Why “Finding Dory” Will Be Another Crying Movie from Pixar

Posted on April 12, 2016 at 3:38 pm

Indiewire’s Bill Desowitz has a great interview with “Finding Dory” writer/director Andrew Stanton. “Finding Nemo” is my favorite Pixar film, so perfect it was hard to imagine a sequel. So it was reassuring to hear that director Andrew Stanton felt the same way.

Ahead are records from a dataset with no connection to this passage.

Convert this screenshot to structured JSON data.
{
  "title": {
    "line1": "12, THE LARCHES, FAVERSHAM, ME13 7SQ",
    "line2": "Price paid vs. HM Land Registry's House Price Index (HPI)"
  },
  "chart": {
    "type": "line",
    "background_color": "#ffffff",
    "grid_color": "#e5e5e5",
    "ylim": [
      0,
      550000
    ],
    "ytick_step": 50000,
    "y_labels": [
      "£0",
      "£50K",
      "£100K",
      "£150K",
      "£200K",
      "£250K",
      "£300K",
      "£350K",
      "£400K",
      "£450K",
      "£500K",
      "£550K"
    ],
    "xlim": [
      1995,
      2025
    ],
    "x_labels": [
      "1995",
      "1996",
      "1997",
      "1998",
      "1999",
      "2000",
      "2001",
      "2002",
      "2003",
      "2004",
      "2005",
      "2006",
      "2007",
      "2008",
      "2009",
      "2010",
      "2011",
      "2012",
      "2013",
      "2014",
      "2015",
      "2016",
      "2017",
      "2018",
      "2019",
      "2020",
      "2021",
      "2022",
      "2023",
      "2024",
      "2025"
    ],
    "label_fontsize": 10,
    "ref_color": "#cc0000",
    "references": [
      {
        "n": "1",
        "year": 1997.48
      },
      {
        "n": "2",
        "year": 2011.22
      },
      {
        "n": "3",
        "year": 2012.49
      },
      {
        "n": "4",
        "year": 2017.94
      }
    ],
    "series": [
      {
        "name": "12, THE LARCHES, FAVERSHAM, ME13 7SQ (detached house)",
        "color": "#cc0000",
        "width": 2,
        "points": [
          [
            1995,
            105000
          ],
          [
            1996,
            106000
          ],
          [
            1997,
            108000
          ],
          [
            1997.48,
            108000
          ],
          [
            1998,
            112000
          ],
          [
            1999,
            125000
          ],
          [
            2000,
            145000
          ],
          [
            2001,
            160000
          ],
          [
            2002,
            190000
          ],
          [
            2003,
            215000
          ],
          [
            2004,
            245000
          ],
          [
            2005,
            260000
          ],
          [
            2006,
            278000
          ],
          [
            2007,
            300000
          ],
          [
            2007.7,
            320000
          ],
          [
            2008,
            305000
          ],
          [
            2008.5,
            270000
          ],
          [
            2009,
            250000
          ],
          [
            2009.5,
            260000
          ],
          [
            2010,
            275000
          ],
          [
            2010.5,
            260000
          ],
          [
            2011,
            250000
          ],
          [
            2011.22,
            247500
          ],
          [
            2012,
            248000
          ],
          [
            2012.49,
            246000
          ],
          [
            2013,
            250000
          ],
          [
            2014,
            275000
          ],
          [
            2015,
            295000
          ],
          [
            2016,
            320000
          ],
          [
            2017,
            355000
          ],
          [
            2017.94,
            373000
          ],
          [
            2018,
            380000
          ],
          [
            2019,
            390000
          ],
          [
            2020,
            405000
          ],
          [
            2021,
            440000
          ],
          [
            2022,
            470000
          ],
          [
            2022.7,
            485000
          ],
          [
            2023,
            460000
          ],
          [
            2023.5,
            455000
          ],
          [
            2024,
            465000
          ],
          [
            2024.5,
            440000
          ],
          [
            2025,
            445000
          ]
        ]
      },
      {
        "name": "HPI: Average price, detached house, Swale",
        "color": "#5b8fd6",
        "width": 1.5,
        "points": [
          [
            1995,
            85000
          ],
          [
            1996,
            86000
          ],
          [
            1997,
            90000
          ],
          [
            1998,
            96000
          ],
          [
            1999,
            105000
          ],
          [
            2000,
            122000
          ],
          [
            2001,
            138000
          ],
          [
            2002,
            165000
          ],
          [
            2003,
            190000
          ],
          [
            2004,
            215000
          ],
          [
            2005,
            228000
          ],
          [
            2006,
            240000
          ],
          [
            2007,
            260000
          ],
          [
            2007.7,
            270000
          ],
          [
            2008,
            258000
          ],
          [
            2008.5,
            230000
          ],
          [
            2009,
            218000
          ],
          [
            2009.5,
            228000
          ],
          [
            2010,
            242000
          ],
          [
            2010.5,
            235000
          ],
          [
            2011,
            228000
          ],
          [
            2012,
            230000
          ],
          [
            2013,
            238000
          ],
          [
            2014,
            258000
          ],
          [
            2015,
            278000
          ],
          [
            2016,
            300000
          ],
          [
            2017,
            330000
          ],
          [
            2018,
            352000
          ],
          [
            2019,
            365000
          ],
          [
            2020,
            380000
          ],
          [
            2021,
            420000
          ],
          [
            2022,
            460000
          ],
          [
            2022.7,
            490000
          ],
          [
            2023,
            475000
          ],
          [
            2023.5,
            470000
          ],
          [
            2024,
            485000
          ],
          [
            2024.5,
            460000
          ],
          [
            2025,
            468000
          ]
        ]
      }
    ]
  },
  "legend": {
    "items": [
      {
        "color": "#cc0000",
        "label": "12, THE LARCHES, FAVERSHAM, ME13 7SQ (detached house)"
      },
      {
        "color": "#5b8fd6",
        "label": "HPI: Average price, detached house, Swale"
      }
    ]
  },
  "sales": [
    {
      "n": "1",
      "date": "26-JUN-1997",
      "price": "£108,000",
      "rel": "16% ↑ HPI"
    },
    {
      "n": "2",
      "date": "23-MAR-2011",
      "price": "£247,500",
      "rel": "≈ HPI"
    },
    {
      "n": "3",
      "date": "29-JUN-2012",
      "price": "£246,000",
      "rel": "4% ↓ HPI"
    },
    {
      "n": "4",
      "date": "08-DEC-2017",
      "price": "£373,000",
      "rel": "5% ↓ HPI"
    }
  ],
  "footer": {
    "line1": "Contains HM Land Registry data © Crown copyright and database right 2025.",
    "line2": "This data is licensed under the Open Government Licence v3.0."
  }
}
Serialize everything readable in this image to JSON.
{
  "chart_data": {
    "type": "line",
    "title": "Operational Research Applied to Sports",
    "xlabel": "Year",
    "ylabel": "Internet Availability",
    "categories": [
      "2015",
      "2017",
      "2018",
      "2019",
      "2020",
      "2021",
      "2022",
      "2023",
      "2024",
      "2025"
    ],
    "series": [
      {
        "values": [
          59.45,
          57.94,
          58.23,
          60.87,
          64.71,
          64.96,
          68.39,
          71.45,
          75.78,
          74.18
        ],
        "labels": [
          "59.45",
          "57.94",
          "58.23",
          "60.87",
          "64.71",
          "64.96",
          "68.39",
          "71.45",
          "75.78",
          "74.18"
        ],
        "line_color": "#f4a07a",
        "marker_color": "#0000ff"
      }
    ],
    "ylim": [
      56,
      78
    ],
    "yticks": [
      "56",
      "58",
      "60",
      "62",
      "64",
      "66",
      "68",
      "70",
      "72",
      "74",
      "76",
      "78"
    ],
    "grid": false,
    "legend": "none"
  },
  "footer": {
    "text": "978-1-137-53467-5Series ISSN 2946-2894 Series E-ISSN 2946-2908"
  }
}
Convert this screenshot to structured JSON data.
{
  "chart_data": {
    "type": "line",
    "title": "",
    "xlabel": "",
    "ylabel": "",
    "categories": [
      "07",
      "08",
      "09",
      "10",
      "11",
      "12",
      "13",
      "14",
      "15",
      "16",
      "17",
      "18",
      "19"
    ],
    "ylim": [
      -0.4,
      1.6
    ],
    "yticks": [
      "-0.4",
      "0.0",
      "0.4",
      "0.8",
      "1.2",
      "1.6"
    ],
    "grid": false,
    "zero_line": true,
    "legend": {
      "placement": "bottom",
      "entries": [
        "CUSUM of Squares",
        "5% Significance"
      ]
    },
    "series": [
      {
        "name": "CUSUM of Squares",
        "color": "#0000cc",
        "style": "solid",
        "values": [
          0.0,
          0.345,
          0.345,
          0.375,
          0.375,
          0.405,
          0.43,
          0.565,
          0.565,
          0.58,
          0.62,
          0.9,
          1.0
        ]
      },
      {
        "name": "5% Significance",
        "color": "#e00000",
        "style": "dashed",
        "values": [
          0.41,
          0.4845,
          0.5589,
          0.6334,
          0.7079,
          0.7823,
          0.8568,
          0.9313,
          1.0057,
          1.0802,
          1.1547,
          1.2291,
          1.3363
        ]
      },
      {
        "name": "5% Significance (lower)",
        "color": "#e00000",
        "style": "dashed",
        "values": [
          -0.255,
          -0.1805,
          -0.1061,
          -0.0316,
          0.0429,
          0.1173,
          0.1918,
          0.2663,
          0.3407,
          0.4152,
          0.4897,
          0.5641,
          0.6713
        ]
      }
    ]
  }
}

“I thought it was a closed circuit —it was everything I had wanted to say,” admitted Stanton in Monterey, just a block away from the Monterey Bay Aquarium, which inspired the main location in “Finding Dory.” “And the brain works in mysterious ways. I couldn’t stop thinking about Dory and how she didn’t have the ability to find her way home if she ever got lost again. And she found this wonderful family. And I always knew she was a tragic figure in my mind when I created her. And I couldn’t drop it….for Stanton, the biggest challenge was wrapping his head around Dory, who went from endearing sidekick to conflicted protagonist. “She’s driven by an internal fear of being alone and she deserves to not be driven by fear anymore and to embrace that,” he said. “And to know that that’s her superpower, not her weakness. But it took about two years to realize that self-reflection is necessary to track growth in a main character.”

It has been a great pleasure to feel the audience grow up with Pixar and the idea of giving the new undersea adventure more layers of emotional resonance means that this will be a journey of the spirit I am excited to experience.